Carey Wallace, who set up the Film and Memorabilia department for Christie’s, still acts as their consultant. “The first general film sale I did was in May 1988,” she recalls. “The phenomenal publicity we received from the sale of Marilyn Monroe’s Some Like It Hot dress in particular, which sold for £18,000, meant that we were able to concentrate on specialist film auctions from then on. Previously, the [Charlie] Chaplin sale, held in 1987, came about as a result of getting two Chaplin collections in. One comprised all types of Chaplin memorabilia, from toys, advertising goods and posters, and so on the back of this I got the Chaplin hat and cane, which sold for £75,000 and boots, which went for £35,000.”
But these really massive prices apply only to the very top end of the market – to ultra-famous figures and films.
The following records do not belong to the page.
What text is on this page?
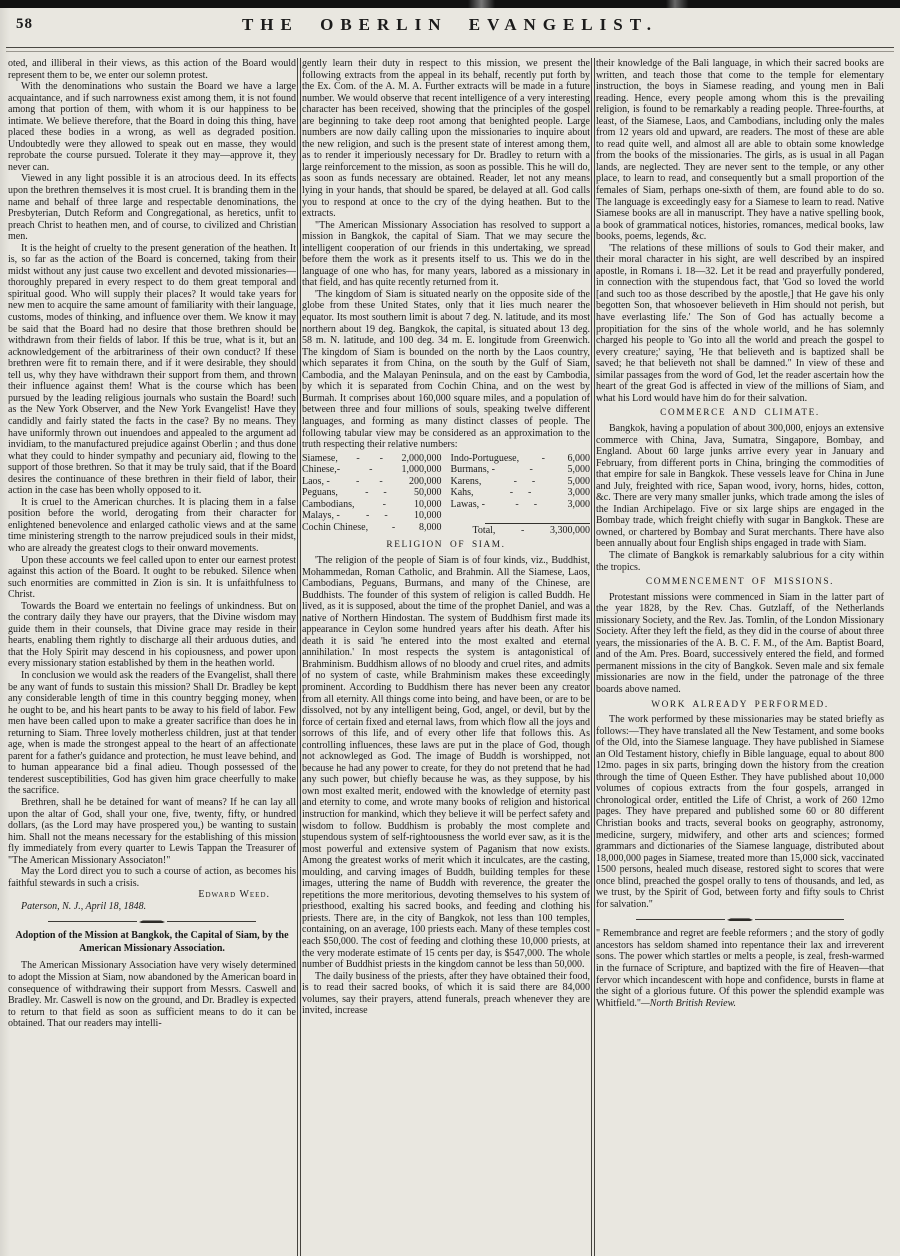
58	THE OBERLIN EVANGELIST.

oted, and illiberal in their views, as this action of the Board would represent them to be, we enter our solemn protest.

With the denominations who sustain the Board we have a large acquaintance, and if such narrowness exist among them, it is not found among that portion of them, with whom it is our happiness to be intimate. We believe therefore, that the Board in doing this thing, have placed these bodies in a wrong, as well as degraded position. Undoubtedly were they allowed to speak out en masse, they would reprobate the course pursued. Tolerate it they may—approve it, they never can.

Viewed in any light possible it is an atrocious deed. In its effects upon the brethren themselves it is most cruel. It is branding them in the name and behalf of three large and respectable denominations, the Presbyterian, Dutch Reform and Congregational, as heretics, unfit to preach Christ to heathen men, and of course, to civilized and Christian men.

It is the height of cruelty to the present generation of the heathen. It is, so far as the action of the Board is concerned, taking from their midst without any just cause two excellent and devoted missionaries—thoroughly prepared in every respect to do them great temporal and spiritual good. Who will supply their places? It would take years for new men to acquire the same amount of familiarity with their language, customs, modes of thinking, and influence over them. We know it may be said that the Board had no desire that those brethren should be withdrawn from their fields of labor. If this be true, what is it, but an acknowledgement of the arbitrariness of their own conduct? If these brethren were fit to remain there, and if it were desirable, they should tell us, why they have withdrawn their support from them, and thrown their influence against them! What is the course which has been pursued by the leading religious journals who sustain the Board! such as the New York Observer, and the New York Evangelist! Have they candidly and fairly stated the facts in the case? By no means. They have uniformly thrown out inuendoes and appealed to the argument ad invidiam, to the manufactured prejudice against Oberlin ; and thus done what they could to hinder sympathy and pecuniary aid, flowing to the support of those brethren. So that it may be truly said, that if the Board desires the continuance of these brethren in their field of labor, their action in the case has been wholly opposed to it.

It is cruel to the American churches. It is placing them in a false position before the world, derogating from their character for enlightened benevolence and enlarged catholic views and at the same time ministering strength to the narrow prejudiced souls in their midst, who are already the greatest clogs to their onward movements.

Upon these accounts we feel called upon to enter our earnest protest against this action of the Board. It ought to be rebuked. Silence when such enormities are committed in Zion is sin. It is unfaithfulness to Christ.

Towards the Board we entertain no feelings of unkindness. But on the contrary daily they have our prayers, that the Divine wisdom may guide them in their counsels, that Divine grace may reside in their hearts, enabling them rightly to discharge all their arduous duties, and that the Holy Spirit may descend in his copiousness, and power upon every missionary station established by them in the heathen world.

In conclusion we would ask the readers of the Evangelist, shall there be any want of funds to sustain this mission? Shall Dr. Bradley be kept any considerable length of time in this country begging money, when he ought to be, and his heart pants to be away to his field of labor. Few men have been called upon to make a greater sacrifice than does he in returning to Siam. Three lovely motherless children, just at that tender age, when is made the strongest appeal to the heart of an affectionate parent for a father's guidance and protection, he must leave behind, and to human appearance bid a final adieu. Though possessed of the tenderest susceptibilities, God has given him grace cheerfully to make the sacrifice.

Brethren, shall he be detained for want of means? If he can lay all upon the altar of God, shall your one, five, twenty, fifty, or hundred dollars, (as the Lord may have prospered you,) be wanting to sustain him. Shall not the means necessary for the establishing of this mission fly immediately from every quarter to Lewis Tappan the Treasurer of "The American Missionary Associaton!"

May the Lord direct you to such a course of action, as becomes his faithful stewards in such a crisis.

Edward Weed.

Paterson, N. J., April 18, 1848.

Adoption of the Mission at Bangkok, the Capital of Siam, by the American Missionary Association.

The American Missionary Association have very wisely determined to adopt the Mission at Siam, now abandoned by the American board in consequence of withdrawing their support from Messrs. Caswell and Bradley. Mr. Caswell is now on the ground, and Dr. Bradley is expected to return to that field as soon as sufficient means to do it can be obtained. That our readers may intelli-

gently learn their duty in respect to this mission, we present the following extracts from the appeal in its behalf, recently put forth by the Ex. Com. of the A. M. A. Further extracts will be made in a future number. We would observe that recent intelligence of a very interesting character has been received, showing that the principles of the gospel are beginning to take deep root among that benighted people. Large numbers are now daily calling upon the missionaries to inquire about the new religion, and such is the present state of interest among them, as to render it imperiously necessary for Dr. Bradley to return with a large reinforcement to the mission, as soon as possible. This he will do, as soon as funds necessary are obtained. Reader, let not any means lying in your hands, that should be spared, be delayed at all. God calls you to respond at once to the cry of the dying heathen. But to the extracts.

"The American Missionary Association has resolved to support a mission in Bangkok, the capital of Siam. That we may secure the intelligent cooperation of our friends in this undertaking, we spread before them the work as it presents itself to us. This we do in the language of one who has, for many years, labored as a missionary in that field, and has quite recently returned from it.

'The kingdom of Siam is situated nearly on the opposite side of the globe from these United States, only that it lies much nearer the equator. Its most southern limit is about 7 deg. N. latitude, and its most northern about 19 deg. Bangkok, the capital, is situated about 13 deg. 58 m. N. latitude, and 100 deg. 34 m. E. longitude from Greenwich. The kingdom of Siam is bounded on the north by the Laos country, which separates it from China, on the south by the Gulf of Siam, Cambodia, and the Malayan Peninsula, and on the east by Cambodia, by which it is separated from Cochin China, and on the west by Burmah. It comprises about 160,000 square miles, and a population of between three and four millions of souls, speaking twelve different languages, and forming as many distinct classes of people. The following tabular view may be considered as an approximation to the truth respecting their relative numbers:

Siamese,	-        -	2,000,000
Chinese,-	-	1,000,000
Laos, -	-        -	200,000
Peguans,	-      -	50,000
Cambodians,	-	10,000
Malays, -	-      -	10,000
Cochin Chinese,	-	8,000
Indo-Portuguese,	-	6,000
Burmans, -	-	5,000
Karens,	-      -	5,000
Kahs,	-      -	3,000
Lawas, -	-      -	3,000
Total,	-	3,300,000

RELIGION OF SIAM.

'The religion of the people of Siam is of four kinds, viz., Buddhist, Mohammedan, Roman Catholic, and Brahmin. All the Siamese, Laos, Cambodians, Peguans, Burmans, and many of the Chinese, are Buddhists. The founder of this system of religion is called Buddh. He lived, as it is supposed, about the time of the prophet Daniel, and was a native of Northern Hindostan. The system of Buddhism first made its appearance in Ceylon some hundred years after his death. After his death it is said 'he entered into the most exalted and eternal annihilation.' In most respects the system is antagonistical of Brahminism. Buddhism allows of no bloody and cruel rites, and admits of no system of caste, while Brahminism makes these exceedingly prominent. According to Buddhism there has never been any creator from all eternity. All things come into being, and have been, or are to be dissolved, not by any intelligent being, God, angel, or devil, but by the force of certain fixed and eternal laws, from which flow all the joys and sorrows of this life, and of every other life that follows this. As controlling influences, these laws are put in the place of God, though not acknowleged as God. The image of Buddh is worshipped, not because he had any power to create, for they do not pretend that he had any such power, but chiefly because he was, as they suppose, by his own most exalted merit, endowed with the knowledge of eternity past and eternity to come, and wrote many books of religion and historical instruction for mankind, which they believe it will be perfect safety and wisdom to follow. Buddhism is probably the most complete and stupendous system of self-rightoousness the world ever saw, as it is the most powerful and extensive system of Paganism that now exists. Among the greatest works of merit which it inculcates, are the casting, moulding, and carving images of Buddh, building temples for these images, uttering the name of Buddh with reverence, the greater the repetitions the more meritorious, devoting themselves to his system of priesthood, exalting his sacred books, and feeding and clothing his priests. There are, in the city of Bangkok, not less than 100 temples, containing, on an average, 100 priests each. Many of these temples cost each $50,000. The cost of feeding and clothing these 10,000 priests, at the very moderate estimate of 15 cents per day, is $547,000. The whole number of Buddhist priests in the kingdom cannot be less than 50,000.

The daily business of the priests, after they have obtained their food, is to read their sacred books, of which it is said there are 84,000 volumes, say their prayers, attend funerals, preach whenever they are invited, increase

their knowledge of the Bali language, in which their sacred books are written, and teach those that come to the temple for elementary instruction, the boys in Siamese reading, and young men in Bali reading. Hence, every people among whom this is the prevailing religion, is found to be remarkably a reading people. Three-fourths, at least, of the Siamese, Laos, and Cambodians, including only the males from 12 years old and upward, are readers. The most of these are able to read quite well, and almost all are able to obtain some knowledge from the books of the missionaries. The girls, as is usual in all Pagan lands, are neglected. They are never sent to the temple, or any other place, to learn to read, and consequently but a small proportion of the females of Siam, perhaps one-sixth of them, are found able to do so. The language is exceedingly easy for a Siamese to learn to read. Native Siamese books are all in manuscript. They have a native spelling book, a book of grammatical notices, histories, romances, medical books, law books, poems, legends, &c.

'The relations of these millions of souls to God their maker, and their moral character in his sight, are well described by an inspired apostle, in Romans i. 18—32. Let it be read and prayerfully pondered, in connection with the stupendous fact, that 'God so loved the world [and such too as those described by the apostle,] that He gave his only begotten Son, that whosoever believeth in Him should not perish, but have everlasting life.' The Son of God has actually become a propitiation for the sins of the whole world, and he has solemnly charged his people to 'Go into all the world and preach the gospel to every creature;' saying, 'He that believeth and is baptized shall be saved; he that believeth not shall be damned." In view of these and similar passages from the word of God, let the reader ascertain how the heart of the great God is affected in view of the millions of Siam, and what his Lord would have him do for their salvation.

COMMERCE AND CLIMATE.

Bangkok, having a population of about 300,000, enjoys an extensive commerce with China, Java, Sumatra, Singapore, Bombay, and England. About 60 large junks arrive every year in January and February, from different ports in China, bringing the commodities of that empire for sale in Bangkok. These vessels leave for China in June and July, freighted with rice, Sapan wood, ivory, horns, hides, cotton, &c. There are very many smaller junks, which trade among the isles of the Indian Archipelago. Five or six large ships are engaged in the Bombay trade, which freight chiefly with sugar in Bangkok. These are owned, or chartered by Bombay and Surat merchants. There have also been annually about four English ships engaged in trade with Siam.

The climate of Bangkok is remarkably salubrious for a city within the tropics.

COMMENCEMENT OF MISSIONS.

Protestant missions were commenced in Siam in the latter part of the year 1828, by the Rev. Chas. Gutzlaff, of the Netherlands missionary Society, and the Rev. Jas. Tomlin, of the London Missionary Society. After they left the field, as they did in the course of about three years, the missionaries of the A. B. C. F. M., of the Am. Baptist Board, and of the Am. Pres. Board, successively entered the field, and formed permanent missions in the city of Bangkok. Seven male and six female missionaries are now in the field, under the patronage of the three boards above named.

WORK ALREADY PERFORMED.

The work performed by these missionaries may be stated briefly as follows:—They have translated all the New Testament, and some books of the Old, into the Siamese language. They have published in Siamese an Old Testament history, chiefly in Bible language, equal to about 800 12mo. pages in six parts, bringing down the history from the creation through the time of Queen Esther. They have published about 10,000 volumes of copious extracts from the four gospels, arranged in chronological order, entitled the Life of Christ, a work of 260 12mo pages. They have prepared and published some 60 or 80 different Christian books and tracts, several books on geography, astronomy, medicine, surgery, midwifery, and other arts and sciences; formed grammars and dictionaries of the Siamese language, distributed about 18,000,000 pages in Siamese, treated more than 15,000 sick, vaccinated 1500 persons, healed much disease, restored sight to scores that were once blind, preached the gospel orally to tens of thousands, and led, as we trust, by the Spirit of God, between forty and fifty souls to Christ for salvation."

" Remembrance and regret are feeble reformers ; and the story of godly ancestors has seldom shamed into repentance their lax and irreverent sons. The power which startles or melts a people, is zeal, fresh-warmed in the furnace of Scripture, and baptized with the fire of Heaven—that fervor which incandescent with hope and confidence, bursts in flame at the sight of a glorious future. Of this power the splendid example was Whitfield."—North British Review.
There is a considerably cheaper side to this area of collecting, whereby you can buy authentic film props for less than £100, although these are exceedingly unlikely to see price rises on a similar scale.
“Collectors are most interested in original props and costumes,” explains Dave Farthing, who runs the film memorabilia website Movie Bits. “Anything from a Stars Wars film will sell, and Indiana Jones is also extremely popular. However, you can get much cheaper, authenticated goods. Some studios sell the props on through auction houses and eBay – this is a practice that was virtually unheard of as recently as 10 years ago.”
Obviously these are not the items that will be worth big bucks. A prop held by a minor figure in, for example, an Indiana Jones film will be worth nothing like as much as anything carted about by Harrison Ford himself. But they can be fun to own and not massively expensive, either. On the Movie Bits website there is, among other items, a pygmy skull from The Mummy Returns for £249 and a selection of swords starting at only £89.
Stephen Lane runs the Prop Store of London, another specialist dealership, which has a website, gallery and warehouses open to visitors, as well as an outlet in California. Among his recent items were a clapperboard from the 2006 remake of Casino Royale and a witch’s knife from Stardust. “A lot of collectors go into the area after watching a specific film and realising they want to own the object on the screen,” he says. “It’s not unusual for them to have a home entertainment system and get a real buzz from freeze-framing the DVD at the exact moment it shows the hero holding the object they have in their hand or framed on the wall.”
Other popular film franchises for collectors are, he says, the Bond films – one of Sean Connery’s dinner jackets from Thunderball sold in the 2007 Bonhams sale for £33,600 – and Batman and Robin.
And while it is usually the items associated with the stars that fetch the highest prices, that is not always the case. “I sometimes sell Storm Trooper helmets from the Star Wars films which go for about £20,000,” says Lane. “They might have been background characters, but they are instantly recognisable, with a locked-in association to the films. And while there might have seemed to be thousands of them on screen, in reality, probably only 50 to 100 were actually made, at least half of which would have been lost or thrown away. So they are very rare now and worth a great deal.” Another iconic figure is Superman – Lane currently has a costume worn by Christopher Reeve for sale at £60,000. He also sold a Keanu Reeves costume from The Matrix, the buyer of which does not wish the price to be known, but we do know it was for “tens of thousands” of pounds.